Е. Трубецкой верно подметил некоторые философские слабости позиции Бердяева и тем самым вскрыл неудовлетворительность и даже опасность идеи о "богоизбранности" русского народа. Бердяев отказался — и, по мнению Трубецкого, вовсе не случайно — от эмпирического, теоретического, философско-исторического обоснования русского мессианизма, отрекся даже от рациональной веры в эту идею. Он порекомендовал не что иное, как "мистическую интуицию", неподсудную дискурсивному доказательству и познанию. И хотя Трубецкой считал вполне понятным притязание каждого человека на то, чтобы именно его народ "занял первое место в Боге и после Бога", как философ он предупредил о возможности превращения такого языческого побуждения в идеологию, в философское убеждение: "Опасность велика: национализм уже не раз кружил русские головы обманчивой личиной правды; и дело всегда кончалось бесовским танцем". Правда, Трубецкой признает: "У Н.А. Бердяева до этого еще не дошло, но уже и у него замечаются зловещие признаки головокружения, вызванного русской национальной гордостью".

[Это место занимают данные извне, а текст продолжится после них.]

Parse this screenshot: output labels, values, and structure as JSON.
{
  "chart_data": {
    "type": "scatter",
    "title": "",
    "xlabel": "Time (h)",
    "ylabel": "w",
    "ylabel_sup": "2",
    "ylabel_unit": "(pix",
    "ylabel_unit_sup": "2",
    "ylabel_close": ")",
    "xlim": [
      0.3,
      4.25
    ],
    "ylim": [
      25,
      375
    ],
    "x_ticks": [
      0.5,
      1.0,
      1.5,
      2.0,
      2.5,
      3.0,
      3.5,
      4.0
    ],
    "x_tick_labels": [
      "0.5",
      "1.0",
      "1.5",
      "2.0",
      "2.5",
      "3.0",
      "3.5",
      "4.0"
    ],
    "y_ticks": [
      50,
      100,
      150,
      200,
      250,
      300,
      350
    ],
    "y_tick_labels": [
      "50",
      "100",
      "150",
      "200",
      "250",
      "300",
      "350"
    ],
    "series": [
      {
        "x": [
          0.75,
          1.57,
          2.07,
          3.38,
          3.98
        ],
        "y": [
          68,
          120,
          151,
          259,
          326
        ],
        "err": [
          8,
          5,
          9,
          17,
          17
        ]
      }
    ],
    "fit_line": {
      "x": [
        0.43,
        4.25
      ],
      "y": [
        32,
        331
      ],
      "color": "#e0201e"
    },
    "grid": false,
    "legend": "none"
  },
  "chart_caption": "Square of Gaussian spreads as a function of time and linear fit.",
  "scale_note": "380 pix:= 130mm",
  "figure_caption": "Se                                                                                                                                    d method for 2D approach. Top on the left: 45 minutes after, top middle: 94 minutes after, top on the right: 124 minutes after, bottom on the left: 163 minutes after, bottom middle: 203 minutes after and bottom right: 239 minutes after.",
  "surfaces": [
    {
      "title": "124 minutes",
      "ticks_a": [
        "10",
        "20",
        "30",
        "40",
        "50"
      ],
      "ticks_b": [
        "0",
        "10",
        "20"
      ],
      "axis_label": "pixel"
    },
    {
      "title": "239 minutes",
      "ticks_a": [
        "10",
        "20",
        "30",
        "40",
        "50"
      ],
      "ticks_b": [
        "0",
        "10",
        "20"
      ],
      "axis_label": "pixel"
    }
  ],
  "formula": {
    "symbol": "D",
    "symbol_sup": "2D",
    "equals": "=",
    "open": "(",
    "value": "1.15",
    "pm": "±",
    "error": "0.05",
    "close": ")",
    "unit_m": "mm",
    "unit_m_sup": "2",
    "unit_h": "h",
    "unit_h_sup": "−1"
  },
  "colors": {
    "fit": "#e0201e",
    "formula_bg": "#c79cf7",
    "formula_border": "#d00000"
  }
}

Но Е. Трубецкой отчасти был несправедлив в оценке книги Н. Бердяева о Хомякове и в особенности предложенного Бердяевым анализа русского пути и русского национального характера. "Антиномичность России, жуткую ее противоречивость", о которой уже упоминалось, Н. Бердяев анализирует с поистине бескомпромиссной философско-исторической и социально-психологической глубиной. "Противоречия русского бытия,—пишет он в работе "Душа России", — всегда находили себе отражение в русской литературе и русской философской мысли".

О каких же противоречиях, антиномиях российского бытия и русской мысли, стало быть, русского пути, ведет речь Бердяев?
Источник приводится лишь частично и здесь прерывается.